The film opened throughout Europe before going into limited release in the US on 27 April 2001, following an earlier showing at the Palm Springs International Film Festival. It opened on five screens and earned $90,170 on its opening weekend. At its widest release in the US, it played in 117 theaters. It eventually grossed $3,050,532 in the US and $2,703,146 in foreign markets for a total worldwide box office of $5,753,678.

==Critical reception==
The Golden Bowl received mixed to positive reviews.

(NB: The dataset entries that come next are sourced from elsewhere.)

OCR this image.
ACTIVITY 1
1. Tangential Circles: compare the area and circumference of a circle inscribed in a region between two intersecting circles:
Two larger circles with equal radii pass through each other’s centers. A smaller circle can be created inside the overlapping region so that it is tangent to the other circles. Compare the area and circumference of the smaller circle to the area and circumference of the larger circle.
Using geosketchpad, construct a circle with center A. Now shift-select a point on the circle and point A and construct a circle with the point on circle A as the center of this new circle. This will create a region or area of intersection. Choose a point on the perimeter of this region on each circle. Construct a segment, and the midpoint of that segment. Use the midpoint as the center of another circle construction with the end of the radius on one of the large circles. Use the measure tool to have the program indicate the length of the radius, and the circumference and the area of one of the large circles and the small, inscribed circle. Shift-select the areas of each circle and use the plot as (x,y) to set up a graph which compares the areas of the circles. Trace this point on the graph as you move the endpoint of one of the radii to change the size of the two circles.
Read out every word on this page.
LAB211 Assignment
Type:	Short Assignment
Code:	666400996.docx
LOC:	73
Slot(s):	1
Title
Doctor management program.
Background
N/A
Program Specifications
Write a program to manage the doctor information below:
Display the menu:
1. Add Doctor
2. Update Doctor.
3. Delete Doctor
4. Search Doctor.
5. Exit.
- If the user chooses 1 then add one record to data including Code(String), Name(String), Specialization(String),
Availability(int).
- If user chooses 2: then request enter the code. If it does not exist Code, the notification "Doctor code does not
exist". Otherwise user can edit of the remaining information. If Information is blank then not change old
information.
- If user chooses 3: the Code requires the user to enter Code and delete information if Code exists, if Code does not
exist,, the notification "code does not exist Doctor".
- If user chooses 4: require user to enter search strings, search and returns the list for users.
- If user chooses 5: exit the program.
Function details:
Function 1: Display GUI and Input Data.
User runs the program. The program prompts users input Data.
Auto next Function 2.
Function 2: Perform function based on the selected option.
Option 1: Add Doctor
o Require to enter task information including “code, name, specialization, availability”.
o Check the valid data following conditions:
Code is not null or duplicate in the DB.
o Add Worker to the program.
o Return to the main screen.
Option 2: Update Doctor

The New York Times observed, "In translating the novel into a film, the producer Ismail Merchant, his directing partner, James Ivory, and their favorite screenwriter, Ruth Prawer Jhabvala, have made a movie that's an ambitious, profoundly ambiguous statement about their own passion for the cultivated, high-culture sensibility epitomized by James and E. M. Forster, as opposed to the cruder mass culture that has eclipsed these literary heroes . . . Much of the dialogue in Ms. Jhabvala's carefully wrought screenplay voices feelings that remain unspoken in the novel, and this is the movie's biggest problem. No matter how well the characters' thoughts have been translated into speech, the act of compressing their rich, complex inner lives into dialogue without resorting to voice-over narration inevitably tends to cheapen them and turn a drama about the revelation of hidden truths into the terser, more commonplace language of an intelligent soap opera."

Roger Ebert of the Chicago Sun-Times observed, "I admired this movie. It kept me at arm's length, but that is where I am supposed to be; the characters are after all at arm's length from each other, and the tragedy of the story is implied but never spoken aloud. It will help, I think, to be familiar with the novel, or to make a leap of sympathy with the characters."

Mike Clark of USA Today rated the film two out of four stars and commented, "Too many dialogue exchanges sound like actors reading lines, and even the film's better performers seem to be acting in a vacuum. The movie establishes good will (or even great will) in the initial scenes because it's so gorgeous, but the rest is such a slog that even the revealed significance of the title artifact elicits a shrug."

Emanuel Levy of Variety called the film "vastly uneven, with some wonderful period touches but also more than a few tedious moments," "tasteful, diffident and decorous," and "a deliberately paced literary film that takes too long to build narrative momentum and explore its central dramatic conflicts." He added, "James' deft portrait of human frailty and his experimentation in narrative mode only intermittently find vivid expression in the work of Ivory and screenwriter Prawer Jhabvala. Everything in the film, particularly in the last reel, is spelled out in an explicit, literal manner . . . Production values, particularly Andrew Sanders' design and John Bright's costumes, are exquisite, but they decorate a film that's too slow and only sporadically involving."

==Awards and nominations==
James Ivory was nominated for the Palme d'Or at the 2000 Cannes Film Festival. Production designer Andrew Sanders won the Evening Standard British Film Award for Best Technical/Artistic Achievement.

==Home media==
The Region 1 DVD was released on 6 November 2001. The film is in anamorphic widescreen format, with audio tracks in English and French, and subtitles in English and Spanish. The only bonus feature is the original theatrical trailer.